第116話 再会


 昔は一人でくぐっていた門を二人で話しながら通り過ぎる。 

 それが、無性に嬉しくて、ついつい強く誠君に抱きついてしまうと、陽だまりのような優しい笑顔が返ってきた。



「ははっ。そんなことしてたら、またおばあさんに呆れられるんじゃないか?」


「それでいいよ。むしろ、前よりもっと、呆れさせなきゃね」



 夏の時にはあり得なかったはずのこの距離が、誠君の出してくれた答えなのだ。

 それに、そのことを、おばあちゃんもはっきりと口では言わないけど応援してくれている。


(…………もしそうじゃないなら、またおいでなんて、死んでも言わない人だもんね)


 認めてくれた。それが素直に嬉しい。 

 ダメだと言われても、譲るつもりなんてなかったけれど、やっぱりおばあちゃんのことも大好きだから。



「まぁ、お手柔らかに頼むよ」


「え?」


「お手柔らかに――」


「え?」


「……もう、好きにしてくれ」


「ふふっ。誠君といる時は、ずっと好きにしてるよ」


 

 私が、ありのまま、自分をさらけ出せる居場所。

 いつだって、『透は、どうしたい?』と、そう尋ねてくれる人のその横では、ついついわがままも言ってしまうけれど。



「そっか」


「……そうだよ」



 それでも、返ってくるのはいつだって包み込むような優しさで、だから毎日もっと好きになっていく。

 


「……そろそろ、中入るか」


「ふふっ。そうだね」



 そして、私は帰ってきた。

 自分が一番大事にしている場所に、今度も誠君と二人で。










◆◆◆◆◆








「ただいま、おばあちゃん」


「こんばんは。今回も、ご厄介になります」



 灯油ストーブの特有のにおいが満たす部屋の中。

 夕食の準備をしていたらしいその背中に声をかけると、僅かに頭が動き、視線が向けられる。

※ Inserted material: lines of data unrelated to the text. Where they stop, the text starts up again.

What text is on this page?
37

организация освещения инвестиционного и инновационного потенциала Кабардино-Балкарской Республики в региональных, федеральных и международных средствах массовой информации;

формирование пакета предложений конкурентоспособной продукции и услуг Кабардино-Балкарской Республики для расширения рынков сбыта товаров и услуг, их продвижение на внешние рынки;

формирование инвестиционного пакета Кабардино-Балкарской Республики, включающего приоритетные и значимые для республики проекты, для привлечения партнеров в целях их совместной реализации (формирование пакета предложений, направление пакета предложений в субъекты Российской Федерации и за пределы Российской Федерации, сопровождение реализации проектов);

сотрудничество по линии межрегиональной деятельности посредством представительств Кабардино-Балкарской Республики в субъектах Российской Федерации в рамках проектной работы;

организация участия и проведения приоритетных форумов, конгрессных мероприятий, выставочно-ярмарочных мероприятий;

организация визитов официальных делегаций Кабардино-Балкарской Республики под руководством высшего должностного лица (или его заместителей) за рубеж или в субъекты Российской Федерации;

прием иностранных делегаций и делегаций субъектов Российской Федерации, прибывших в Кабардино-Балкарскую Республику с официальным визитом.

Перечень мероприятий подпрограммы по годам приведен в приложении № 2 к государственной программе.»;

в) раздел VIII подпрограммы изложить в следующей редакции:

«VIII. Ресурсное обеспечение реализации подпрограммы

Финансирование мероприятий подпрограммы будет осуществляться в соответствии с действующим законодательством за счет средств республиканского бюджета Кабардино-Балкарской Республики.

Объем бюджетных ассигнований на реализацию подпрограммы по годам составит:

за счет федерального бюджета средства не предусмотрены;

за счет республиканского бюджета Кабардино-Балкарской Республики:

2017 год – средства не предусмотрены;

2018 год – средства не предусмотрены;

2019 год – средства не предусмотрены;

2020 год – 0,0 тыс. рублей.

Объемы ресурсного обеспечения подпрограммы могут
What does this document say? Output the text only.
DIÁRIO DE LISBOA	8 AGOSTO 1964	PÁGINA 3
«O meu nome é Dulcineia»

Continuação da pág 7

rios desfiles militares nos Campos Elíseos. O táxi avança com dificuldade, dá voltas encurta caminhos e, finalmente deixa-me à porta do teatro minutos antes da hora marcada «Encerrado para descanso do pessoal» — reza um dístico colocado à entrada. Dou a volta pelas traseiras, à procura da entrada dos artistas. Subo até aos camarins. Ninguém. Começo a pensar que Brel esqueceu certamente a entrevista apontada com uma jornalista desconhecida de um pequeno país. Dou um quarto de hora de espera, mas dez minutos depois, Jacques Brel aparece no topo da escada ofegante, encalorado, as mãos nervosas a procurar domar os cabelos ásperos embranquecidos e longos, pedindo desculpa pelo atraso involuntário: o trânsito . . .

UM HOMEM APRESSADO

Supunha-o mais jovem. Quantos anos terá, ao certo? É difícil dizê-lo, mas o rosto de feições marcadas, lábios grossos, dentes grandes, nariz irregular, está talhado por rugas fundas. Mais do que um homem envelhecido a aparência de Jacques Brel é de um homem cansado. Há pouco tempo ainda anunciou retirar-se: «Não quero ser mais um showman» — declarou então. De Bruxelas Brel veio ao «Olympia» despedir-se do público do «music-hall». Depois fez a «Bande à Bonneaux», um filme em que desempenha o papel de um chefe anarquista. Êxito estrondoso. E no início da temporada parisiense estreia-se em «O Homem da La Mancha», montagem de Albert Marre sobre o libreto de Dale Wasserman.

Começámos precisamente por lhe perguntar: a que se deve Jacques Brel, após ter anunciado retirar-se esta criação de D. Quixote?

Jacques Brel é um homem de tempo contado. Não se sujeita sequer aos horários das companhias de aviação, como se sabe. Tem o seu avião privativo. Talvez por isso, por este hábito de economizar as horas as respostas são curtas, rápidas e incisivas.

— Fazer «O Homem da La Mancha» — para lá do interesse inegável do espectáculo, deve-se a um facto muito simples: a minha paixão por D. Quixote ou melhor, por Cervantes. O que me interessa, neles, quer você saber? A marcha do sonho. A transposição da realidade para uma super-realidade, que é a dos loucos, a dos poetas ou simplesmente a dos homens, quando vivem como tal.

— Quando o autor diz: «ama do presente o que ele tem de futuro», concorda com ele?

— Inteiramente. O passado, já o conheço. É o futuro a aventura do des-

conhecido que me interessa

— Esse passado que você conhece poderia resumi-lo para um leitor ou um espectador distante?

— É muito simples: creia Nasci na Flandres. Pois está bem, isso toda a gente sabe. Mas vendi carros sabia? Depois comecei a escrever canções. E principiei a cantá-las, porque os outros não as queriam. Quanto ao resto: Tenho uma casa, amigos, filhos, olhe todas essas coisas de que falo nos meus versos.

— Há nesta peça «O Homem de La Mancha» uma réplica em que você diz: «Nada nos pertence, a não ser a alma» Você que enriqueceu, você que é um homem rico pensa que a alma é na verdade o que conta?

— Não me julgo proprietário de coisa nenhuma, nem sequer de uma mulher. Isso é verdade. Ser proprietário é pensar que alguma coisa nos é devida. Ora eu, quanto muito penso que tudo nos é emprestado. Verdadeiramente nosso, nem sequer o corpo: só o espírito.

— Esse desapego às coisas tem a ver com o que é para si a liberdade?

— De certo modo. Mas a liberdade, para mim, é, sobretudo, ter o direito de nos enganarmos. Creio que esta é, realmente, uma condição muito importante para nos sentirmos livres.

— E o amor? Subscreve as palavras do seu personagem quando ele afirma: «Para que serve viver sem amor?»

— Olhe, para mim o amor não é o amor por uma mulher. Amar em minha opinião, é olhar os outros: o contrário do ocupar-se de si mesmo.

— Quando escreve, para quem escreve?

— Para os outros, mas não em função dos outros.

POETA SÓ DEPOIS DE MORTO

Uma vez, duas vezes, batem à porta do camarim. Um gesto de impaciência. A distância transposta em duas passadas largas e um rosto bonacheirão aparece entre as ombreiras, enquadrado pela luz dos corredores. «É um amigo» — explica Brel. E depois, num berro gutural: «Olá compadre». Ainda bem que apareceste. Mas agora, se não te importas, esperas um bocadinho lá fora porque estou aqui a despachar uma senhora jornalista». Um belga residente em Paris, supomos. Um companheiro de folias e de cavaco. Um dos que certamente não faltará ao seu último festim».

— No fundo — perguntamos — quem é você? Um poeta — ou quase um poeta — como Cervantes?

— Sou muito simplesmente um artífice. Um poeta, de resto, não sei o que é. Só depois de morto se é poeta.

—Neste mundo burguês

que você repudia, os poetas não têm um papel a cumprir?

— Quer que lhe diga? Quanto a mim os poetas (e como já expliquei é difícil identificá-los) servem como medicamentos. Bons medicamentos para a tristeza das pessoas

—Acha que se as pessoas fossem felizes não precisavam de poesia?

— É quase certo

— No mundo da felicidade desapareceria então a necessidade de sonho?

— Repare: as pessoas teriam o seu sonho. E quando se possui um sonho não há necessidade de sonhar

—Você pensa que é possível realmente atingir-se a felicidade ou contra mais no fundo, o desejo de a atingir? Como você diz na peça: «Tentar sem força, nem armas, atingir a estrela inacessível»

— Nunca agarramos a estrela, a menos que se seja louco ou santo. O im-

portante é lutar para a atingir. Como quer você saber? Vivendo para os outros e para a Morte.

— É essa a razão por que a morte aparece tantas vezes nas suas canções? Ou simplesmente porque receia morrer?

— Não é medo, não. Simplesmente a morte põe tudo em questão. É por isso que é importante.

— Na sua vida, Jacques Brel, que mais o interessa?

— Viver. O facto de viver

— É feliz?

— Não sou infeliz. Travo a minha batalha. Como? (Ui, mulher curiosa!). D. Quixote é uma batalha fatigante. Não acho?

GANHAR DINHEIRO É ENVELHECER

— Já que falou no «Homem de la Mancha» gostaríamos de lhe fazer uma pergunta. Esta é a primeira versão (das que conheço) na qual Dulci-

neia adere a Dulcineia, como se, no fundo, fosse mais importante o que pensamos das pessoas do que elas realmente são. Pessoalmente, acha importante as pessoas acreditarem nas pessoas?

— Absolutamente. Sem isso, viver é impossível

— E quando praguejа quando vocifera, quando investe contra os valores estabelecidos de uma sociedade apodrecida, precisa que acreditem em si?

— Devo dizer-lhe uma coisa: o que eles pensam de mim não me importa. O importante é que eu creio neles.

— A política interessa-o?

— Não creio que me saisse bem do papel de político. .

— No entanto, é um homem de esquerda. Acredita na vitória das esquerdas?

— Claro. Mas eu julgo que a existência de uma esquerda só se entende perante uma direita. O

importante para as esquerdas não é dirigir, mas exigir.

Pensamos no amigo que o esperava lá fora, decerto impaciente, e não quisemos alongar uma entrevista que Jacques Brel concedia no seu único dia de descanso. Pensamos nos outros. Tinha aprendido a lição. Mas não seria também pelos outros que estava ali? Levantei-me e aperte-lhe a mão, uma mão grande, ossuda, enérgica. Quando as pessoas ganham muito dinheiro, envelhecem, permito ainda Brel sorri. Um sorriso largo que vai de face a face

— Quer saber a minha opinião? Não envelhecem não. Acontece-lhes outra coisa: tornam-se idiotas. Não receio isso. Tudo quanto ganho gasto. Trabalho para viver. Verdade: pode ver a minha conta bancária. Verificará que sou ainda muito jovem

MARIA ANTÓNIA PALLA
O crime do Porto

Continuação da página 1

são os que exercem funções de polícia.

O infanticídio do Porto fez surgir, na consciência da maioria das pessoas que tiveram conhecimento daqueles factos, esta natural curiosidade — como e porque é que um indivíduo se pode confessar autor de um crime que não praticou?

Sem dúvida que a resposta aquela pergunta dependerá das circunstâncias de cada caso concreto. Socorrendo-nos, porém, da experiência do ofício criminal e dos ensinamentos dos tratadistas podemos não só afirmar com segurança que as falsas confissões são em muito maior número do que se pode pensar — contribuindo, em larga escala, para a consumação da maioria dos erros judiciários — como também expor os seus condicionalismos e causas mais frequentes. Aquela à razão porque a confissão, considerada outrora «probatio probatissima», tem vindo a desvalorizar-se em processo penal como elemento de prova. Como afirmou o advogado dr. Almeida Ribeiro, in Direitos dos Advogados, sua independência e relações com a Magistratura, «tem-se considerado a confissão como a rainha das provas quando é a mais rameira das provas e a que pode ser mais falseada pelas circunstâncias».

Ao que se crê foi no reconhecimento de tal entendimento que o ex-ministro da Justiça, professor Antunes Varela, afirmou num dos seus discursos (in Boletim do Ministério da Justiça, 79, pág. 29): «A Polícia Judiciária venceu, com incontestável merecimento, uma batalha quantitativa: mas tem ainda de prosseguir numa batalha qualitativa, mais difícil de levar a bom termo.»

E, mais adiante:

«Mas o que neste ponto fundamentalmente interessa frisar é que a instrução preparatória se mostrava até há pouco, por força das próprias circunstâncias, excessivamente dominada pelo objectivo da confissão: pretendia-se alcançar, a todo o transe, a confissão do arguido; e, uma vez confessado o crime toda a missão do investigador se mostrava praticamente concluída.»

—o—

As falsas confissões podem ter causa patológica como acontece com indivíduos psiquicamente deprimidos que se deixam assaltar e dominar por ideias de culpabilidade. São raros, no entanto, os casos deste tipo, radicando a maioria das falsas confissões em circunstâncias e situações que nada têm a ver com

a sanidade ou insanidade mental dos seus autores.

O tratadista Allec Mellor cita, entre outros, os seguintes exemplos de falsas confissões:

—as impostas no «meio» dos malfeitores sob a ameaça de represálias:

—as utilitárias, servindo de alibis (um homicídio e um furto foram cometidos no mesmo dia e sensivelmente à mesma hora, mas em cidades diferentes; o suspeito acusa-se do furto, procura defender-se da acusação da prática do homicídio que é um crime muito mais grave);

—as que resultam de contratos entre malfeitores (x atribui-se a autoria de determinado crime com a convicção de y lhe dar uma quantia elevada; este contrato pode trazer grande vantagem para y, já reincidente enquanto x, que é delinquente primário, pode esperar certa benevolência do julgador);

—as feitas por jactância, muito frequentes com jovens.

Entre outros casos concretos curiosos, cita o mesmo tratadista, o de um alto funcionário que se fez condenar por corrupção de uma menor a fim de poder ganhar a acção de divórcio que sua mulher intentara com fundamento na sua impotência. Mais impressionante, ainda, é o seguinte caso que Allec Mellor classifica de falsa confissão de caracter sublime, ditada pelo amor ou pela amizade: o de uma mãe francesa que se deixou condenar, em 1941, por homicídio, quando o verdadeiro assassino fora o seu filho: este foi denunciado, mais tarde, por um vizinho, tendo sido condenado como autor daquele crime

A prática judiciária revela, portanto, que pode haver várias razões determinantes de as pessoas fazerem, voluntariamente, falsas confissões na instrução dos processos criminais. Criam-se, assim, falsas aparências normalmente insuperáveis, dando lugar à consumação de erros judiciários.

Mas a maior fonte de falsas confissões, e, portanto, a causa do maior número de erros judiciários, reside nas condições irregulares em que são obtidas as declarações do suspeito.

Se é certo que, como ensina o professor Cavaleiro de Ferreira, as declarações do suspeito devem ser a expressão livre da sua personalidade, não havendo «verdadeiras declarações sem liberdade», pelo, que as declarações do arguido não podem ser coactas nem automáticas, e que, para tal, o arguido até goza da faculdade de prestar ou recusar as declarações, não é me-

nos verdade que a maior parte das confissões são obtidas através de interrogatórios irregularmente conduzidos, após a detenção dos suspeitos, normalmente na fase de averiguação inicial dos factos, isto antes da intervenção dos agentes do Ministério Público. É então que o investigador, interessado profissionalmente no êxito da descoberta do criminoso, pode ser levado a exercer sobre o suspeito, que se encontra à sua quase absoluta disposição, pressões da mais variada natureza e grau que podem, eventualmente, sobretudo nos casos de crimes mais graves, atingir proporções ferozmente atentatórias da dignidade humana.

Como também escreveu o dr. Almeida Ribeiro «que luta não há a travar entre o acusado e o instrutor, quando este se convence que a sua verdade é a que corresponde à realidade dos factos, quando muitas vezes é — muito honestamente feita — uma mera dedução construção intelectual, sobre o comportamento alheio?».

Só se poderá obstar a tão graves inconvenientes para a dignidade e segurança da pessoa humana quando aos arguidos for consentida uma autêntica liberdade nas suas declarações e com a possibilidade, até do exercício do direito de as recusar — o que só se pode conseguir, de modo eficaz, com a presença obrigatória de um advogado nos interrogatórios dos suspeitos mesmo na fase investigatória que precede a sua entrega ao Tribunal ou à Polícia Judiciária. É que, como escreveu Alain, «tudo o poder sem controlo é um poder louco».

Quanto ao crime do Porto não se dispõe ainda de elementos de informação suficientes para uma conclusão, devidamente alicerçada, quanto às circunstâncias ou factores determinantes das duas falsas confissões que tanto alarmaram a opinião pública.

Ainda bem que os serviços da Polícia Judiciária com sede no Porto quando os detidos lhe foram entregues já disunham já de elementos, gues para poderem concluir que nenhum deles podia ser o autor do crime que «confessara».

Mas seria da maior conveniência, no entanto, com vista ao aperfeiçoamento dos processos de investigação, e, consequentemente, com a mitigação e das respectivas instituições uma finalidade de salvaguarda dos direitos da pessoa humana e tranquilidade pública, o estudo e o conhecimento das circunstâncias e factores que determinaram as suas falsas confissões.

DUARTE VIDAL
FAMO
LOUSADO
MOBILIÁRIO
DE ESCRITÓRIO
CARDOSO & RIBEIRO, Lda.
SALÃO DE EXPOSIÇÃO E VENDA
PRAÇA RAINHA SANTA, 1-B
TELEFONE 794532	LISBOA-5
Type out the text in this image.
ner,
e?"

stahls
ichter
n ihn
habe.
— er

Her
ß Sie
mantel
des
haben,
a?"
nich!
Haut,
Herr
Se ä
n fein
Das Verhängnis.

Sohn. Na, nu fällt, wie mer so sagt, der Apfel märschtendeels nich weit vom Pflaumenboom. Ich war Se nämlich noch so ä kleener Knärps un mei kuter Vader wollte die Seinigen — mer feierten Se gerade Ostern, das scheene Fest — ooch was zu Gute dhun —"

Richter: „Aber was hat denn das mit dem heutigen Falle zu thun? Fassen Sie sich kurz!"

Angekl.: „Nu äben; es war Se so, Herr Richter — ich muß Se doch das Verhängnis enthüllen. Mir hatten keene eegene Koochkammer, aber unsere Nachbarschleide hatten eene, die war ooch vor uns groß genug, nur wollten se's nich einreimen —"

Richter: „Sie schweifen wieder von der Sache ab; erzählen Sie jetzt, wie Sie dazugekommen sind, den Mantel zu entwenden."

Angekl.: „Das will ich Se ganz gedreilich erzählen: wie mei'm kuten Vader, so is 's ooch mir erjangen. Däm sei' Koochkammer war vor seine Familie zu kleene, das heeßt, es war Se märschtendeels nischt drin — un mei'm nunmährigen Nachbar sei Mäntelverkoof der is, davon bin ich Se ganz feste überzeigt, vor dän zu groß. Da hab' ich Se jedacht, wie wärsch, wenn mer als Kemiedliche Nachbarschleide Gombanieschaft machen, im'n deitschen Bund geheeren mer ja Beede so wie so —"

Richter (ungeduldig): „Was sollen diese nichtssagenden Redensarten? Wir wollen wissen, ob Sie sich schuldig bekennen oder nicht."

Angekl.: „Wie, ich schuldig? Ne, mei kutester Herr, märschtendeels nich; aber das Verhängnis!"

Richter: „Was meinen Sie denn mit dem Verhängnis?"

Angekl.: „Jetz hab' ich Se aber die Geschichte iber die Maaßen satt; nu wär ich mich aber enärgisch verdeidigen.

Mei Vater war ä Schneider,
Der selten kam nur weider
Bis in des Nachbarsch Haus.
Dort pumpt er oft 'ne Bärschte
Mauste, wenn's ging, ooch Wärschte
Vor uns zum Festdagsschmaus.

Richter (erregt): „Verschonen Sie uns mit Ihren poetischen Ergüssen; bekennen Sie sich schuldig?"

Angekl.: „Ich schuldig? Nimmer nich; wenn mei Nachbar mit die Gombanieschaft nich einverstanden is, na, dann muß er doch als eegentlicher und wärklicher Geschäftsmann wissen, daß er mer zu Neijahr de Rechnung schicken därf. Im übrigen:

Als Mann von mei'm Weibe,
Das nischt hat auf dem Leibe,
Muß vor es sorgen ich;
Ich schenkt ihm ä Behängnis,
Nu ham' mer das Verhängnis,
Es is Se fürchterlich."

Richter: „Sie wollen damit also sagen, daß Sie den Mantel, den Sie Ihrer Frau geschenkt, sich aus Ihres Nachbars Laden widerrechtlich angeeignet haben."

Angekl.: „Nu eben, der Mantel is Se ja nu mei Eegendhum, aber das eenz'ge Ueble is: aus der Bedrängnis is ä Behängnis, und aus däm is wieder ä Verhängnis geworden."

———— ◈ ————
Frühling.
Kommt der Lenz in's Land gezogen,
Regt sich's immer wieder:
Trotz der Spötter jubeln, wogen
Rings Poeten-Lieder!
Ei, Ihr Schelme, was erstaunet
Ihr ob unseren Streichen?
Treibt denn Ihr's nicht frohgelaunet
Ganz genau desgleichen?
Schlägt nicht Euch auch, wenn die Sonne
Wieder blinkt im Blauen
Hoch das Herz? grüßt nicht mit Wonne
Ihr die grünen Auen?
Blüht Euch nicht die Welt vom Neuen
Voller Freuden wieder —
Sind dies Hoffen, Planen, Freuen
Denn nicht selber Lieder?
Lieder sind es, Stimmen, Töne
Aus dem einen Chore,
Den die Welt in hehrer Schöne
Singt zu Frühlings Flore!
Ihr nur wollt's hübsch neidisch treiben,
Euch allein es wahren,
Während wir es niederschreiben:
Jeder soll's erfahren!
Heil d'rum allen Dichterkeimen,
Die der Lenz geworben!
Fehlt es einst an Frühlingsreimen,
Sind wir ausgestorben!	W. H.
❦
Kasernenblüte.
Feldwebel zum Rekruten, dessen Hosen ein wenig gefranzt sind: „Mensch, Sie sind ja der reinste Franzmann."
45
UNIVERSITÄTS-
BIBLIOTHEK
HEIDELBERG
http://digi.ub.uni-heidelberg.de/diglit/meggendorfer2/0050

「厄介だと思うんなら、なるべく手間はかけさせないことだ」 


「ははっ、努力します。それと、スリッパもありがとうございました。すごく、温かいです」



 玄関に並べて置いてあった二つの冬用のスリッパ。

 一つは真新しくて、それが誰のために用意された物かは明らかだ。

 ある意味、その素直じゃない言動と、態度が、おばあちゃんらしいのだろうとは思うけれど。

 


「そうかい。そりゃ、よかったね」


「はい。それと、雪かきでもなんでも、もしできることがあったら言ってください」


「……まぁ、いい心がけさね」


「ありがとうございます」



 どことなく苦笑するような笑みを見せ合う二人は、私が思っている以上にお互いの人となりを理解しているのだろうか。

 おばあちゃんは、やがてこちらに背を向けると、いつになく穏やかな口調で一言だけこちらに言葉を投げかけてくる。



「でもね……あんたは、ただ、自分にしかできないことをすればいい。己の領分は、ちゃんとわかっているだろう?」



 要領を得ない漠然とした言葉。

 どういうことだろうかと首を傾げる私に、しかし、誠君は何か思い当たるようなことがあったのだろう。

 深呼吸をするように長く息を吐いた後、強く頷き返すのが見えた。

 


「………………はい」


「なら、十分さ。及第点よりかは、ちょっとマシになったみたいだしね」



 その後に続く会話はなく、ただただ小気味の良い包丁の音が響く。

 恐らく、話は終わりだと、そういうことなのだろう。 

 でも、なんだか、私だけが置いてけぼりになってしまったようで少し寂しくなってしまった。



「今のって、どういう意味?」


「……………………まぁ、追試みたいなもんかな」


「追試?なんの?」

 

「内緒だ」 


「えー」



 少し照れたように顔を背けようとする誠君の顔を覗き込むようにグルグルと回って追いかける。

 普段はこちらが恥ずかしがるようなことをポンポンと言ってくるくせに、何故か、変なところで照れを見せるのだ、この人は。



「ねぇねぇ、教えてよー」


「……また、今度な」


「今度っていつ?」


「少なくとも、他の人がいるところでは嫌だ」


「じゃあ、二人きりならいいってこと?」



 広いとはいえ、そういった意図では作られていない台所。

 私達がああだこうだと言い合いながら歩き回っていると、さすがに邪魔だと思ったのだろう。

 ふと、おばあちゃんが怖い顔をしてこちらを睨みつけていることに気づいた。 



「あは、はは。あっち、行こっか誠君」


「あー、っと。そうだな。埃も立つし」



 爆発のほんの少し手前。

 経験則からそれを感じた私が、機嫌を窺う様な笑みを浮かべながら手を引くと、若干引き攣った顔の誠君が素直についてくる。

 


「……………………はぁ。あんた達は、まったく」


 

 しかし、どうやら、今日は機嫌がよかったようだ。

 今にも落ちそうだった雷は鳴りを潜め、しょうがないというようなため息に変わっていった。



「…………まぁ、なんだ。ゆっくりしていきな」



 そして、私達のお正月はこうやって始まった。

 なんだか、昔からそうしてきたみたいに、落ち着いていて。

 それでいて、毎日起きるのが楽しくなるような、そんな高揚感とともに。